NEC MultiSync LCD2090UXi
In my reviews I usually sort the monitors in alphabetical order – to certain displeasure of companies who didn’t take a name beginning with “AA” or at least just “A”. But today I’m breaking this rule due to the special object of the test. The models I’ve been talking about above are inexpensive products for home and office, suitable only for basic processing of photographs. Now it’s time to have a look at a more serious monitor.
It is a 20-incher with a classic aspect ratio of 4:3 based on an S-IPS matrix. As you probably know from our reviews, this matrix type not only provides the biggest viewing angles, but also does not distort colors when viewed from a side. That’s why it is a de-facto standard for monitors intended for professional image-editing applications.
The monitor’s exterior design is classic. A stern square massive case devoid of any decorations. This model comes in two colors – black and white – but each version is only one color, except for the labels. You get the point – nothing should distract the user from what’s going on in the screen.
The stand of the LCD2090Uxi is unusually big and angular after the neat and sleek home models, but it allows to change not only the tilt of the screen (in a rather big range as the pictures above show you) but also its height. You can also turn the screen around the vertical axis (the whole stand, including the base is rotating at that – a small rotating circle is built into the base of the stand) or pivot it into the portrait mode. The stand can be replaced with a VESA-compatible mount if necessary.
The stand is not locked in the folded position, and when you take the monitor out of the box or carry it from one table to another, the spring in the stand pulls it out to its full length.
The monitor has one D-Sub and two DVI inputs, one of which is a universal DVI-I that can connect to both digital and analog source. A connector for detachable optional speakers is located nearby.
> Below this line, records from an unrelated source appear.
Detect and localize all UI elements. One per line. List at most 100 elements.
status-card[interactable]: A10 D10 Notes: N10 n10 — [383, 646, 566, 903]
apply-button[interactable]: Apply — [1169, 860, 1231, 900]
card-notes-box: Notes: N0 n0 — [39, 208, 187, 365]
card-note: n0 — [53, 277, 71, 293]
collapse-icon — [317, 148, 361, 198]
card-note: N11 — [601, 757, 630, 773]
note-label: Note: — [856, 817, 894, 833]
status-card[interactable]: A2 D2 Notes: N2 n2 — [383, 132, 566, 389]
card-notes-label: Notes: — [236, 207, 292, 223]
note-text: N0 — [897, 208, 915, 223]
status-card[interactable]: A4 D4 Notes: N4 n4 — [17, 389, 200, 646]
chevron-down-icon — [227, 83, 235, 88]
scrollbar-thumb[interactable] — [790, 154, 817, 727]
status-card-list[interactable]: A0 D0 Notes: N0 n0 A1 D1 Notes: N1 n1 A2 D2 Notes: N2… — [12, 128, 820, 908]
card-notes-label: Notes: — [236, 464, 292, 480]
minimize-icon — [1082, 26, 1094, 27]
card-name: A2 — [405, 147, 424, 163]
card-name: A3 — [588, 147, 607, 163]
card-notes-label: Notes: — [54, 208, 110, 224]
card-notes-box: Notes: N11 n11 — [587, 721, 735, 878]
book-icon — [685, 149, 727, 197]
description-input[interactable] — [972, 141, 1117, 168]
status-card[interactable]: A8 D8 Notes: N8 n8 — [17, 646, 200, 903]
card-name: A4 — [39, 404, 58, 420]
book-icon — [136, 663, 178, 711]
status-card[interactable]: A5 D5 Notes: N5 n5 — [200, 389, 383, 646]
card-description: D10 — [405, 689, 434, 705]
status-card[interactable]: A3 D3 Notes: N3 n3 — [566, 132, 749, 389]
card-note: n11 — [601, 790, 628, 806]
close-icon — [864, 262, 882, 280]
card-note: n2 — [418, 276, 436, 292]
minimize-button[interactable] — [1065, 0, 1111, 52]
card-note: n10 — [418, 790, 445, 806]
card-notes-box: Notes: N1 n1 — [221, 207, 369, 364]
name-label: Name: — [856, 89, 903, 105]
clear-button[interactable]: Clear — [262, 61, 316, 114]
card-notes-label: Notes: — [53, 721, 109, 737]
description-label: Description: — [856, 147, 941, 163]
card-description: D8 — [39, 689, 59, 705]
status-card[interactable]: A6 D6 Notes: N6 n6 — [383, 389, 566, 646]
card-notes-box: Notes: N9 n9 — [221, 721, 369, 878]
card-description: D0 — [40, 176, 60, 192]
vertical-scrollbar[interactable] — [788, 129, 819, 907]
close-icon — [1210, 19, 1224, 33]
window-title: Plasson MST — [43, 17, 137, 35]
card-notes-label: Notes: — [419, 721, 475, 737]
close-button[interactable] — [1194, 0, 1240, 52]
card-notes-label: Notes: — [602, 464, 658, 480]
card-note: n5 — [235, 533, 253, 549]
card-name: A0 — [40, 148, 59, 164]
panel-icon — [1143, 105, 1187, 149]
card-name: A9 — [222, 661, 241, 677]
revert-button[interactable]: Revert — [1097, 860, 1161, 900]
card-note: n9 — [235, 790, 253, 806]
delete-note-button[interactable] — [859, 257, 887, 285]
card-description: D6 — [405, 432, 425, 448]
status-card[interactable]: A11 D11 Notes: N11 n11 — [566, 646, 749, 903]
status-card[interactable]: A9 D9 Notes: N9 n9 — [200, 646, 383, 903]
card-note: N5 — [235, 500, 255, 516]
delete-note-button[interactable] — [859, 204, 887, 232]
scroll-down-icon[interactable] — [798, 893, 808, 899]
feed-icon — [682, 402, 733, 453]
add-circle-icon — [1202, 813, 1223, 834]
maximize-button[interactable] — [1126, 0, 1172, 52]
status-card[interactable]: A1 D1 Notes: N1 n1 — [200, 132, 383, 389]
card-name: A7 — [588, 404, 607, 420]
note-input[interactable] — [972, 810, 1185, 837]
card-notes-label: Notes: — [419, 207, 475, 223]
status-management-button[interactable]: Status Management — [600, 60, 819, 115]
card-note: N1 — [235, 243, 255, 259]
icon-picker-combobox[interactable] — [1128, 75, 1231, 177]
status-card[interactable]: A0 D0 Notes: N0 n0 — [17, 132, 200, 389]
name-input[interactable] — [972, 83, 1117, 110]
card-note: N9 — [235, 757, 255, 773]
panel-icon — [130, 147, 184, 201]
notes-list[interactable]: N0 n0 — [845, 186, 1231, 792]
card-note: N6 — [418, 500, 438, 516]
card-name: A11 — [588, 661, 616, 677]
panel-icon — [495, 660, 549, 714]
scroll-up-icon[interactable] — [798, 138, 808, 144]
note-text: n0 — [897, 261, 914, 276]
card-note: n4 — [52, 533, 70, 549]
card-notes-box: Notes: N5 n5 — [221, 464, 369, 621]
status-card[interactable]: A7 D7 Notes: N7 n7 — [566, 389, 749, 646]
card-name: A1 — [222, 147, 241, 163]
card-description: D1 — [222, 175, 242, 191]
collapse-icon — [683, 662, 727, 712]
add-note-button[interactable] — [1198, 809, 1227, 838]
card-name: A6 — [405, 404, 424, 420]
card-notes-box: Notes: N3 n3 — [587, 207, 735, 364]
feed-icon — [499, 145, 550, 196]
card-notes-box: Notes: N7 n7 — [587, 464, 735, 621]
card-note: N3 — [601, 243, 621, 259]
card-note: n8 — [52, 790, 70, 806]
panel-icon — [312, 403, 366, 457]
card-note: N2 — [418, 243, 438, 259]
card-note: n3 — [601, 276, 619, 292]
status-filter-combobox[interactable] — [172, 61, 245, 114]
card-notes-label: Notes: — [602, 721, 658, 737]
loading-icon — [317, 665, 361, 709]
The control buttons are located in the bottom right of the front panel. They are not labeled save for the button you can choose the input with. The labels appear right on the screen when you access the monitor’s menu. The point of this solution is that the labels turn around together with the monitor’s screen in the portrait mode. Yet I’m rather dubious about this convenience since ordinary “static” labels on buttons are more readable.
The monitor provides quick access – without entering the main menu – to the brightness and contrast settings and to selecting a video input.
The Power indicator is located to the left of the corresponding button. It shines with a very bright blue by default, which may be distracting. Fortunately, the menu offers the option of changing this indicator into green, reducing its intensity or even turning it off altogether. To the left of the Power button there is an ambient lighting sensor. Basing on its readings, the monitor can automatically adjust the backlight brightness to match the ambient lighting.
The LCD2090UXi has two menus, ordinary and extended. To enter the latter, you should turn the monitor off and then turn it back on while pressing the Input button. Do not confuse this menu with the service menus of other monitors that usually provide some information about the firmware and matrix type and offer low-level settings. Both menus of the NEC monitor are meant for the user and they are separated only to free the main menu from rarely accessed setup options.
Well, the main menu already has an impressively rich selection of settings in comparison with ordinary, home, monitors. You can enable the automatic brightness adjustment mode, configure the level of black, choose one of seven color temperature modes and correct it manually using a lot of parameters (white point, color shift, saturation).
The extended menu is a long list of various parameters. It is here that you can regulate the brightness and color of the Power indicator, change sharpness, configure the monitor’s behavior as concerns identifying the employed inputs and adjust it for a long signal cable. You can specify power-saving parameters, enable response time compensation (OverDrive, which is off by default) and the backlight compensation feature called ColorComp. You are going to spend quite a lot of time even to read through all the options – the monitor provides broadest setup opportunities.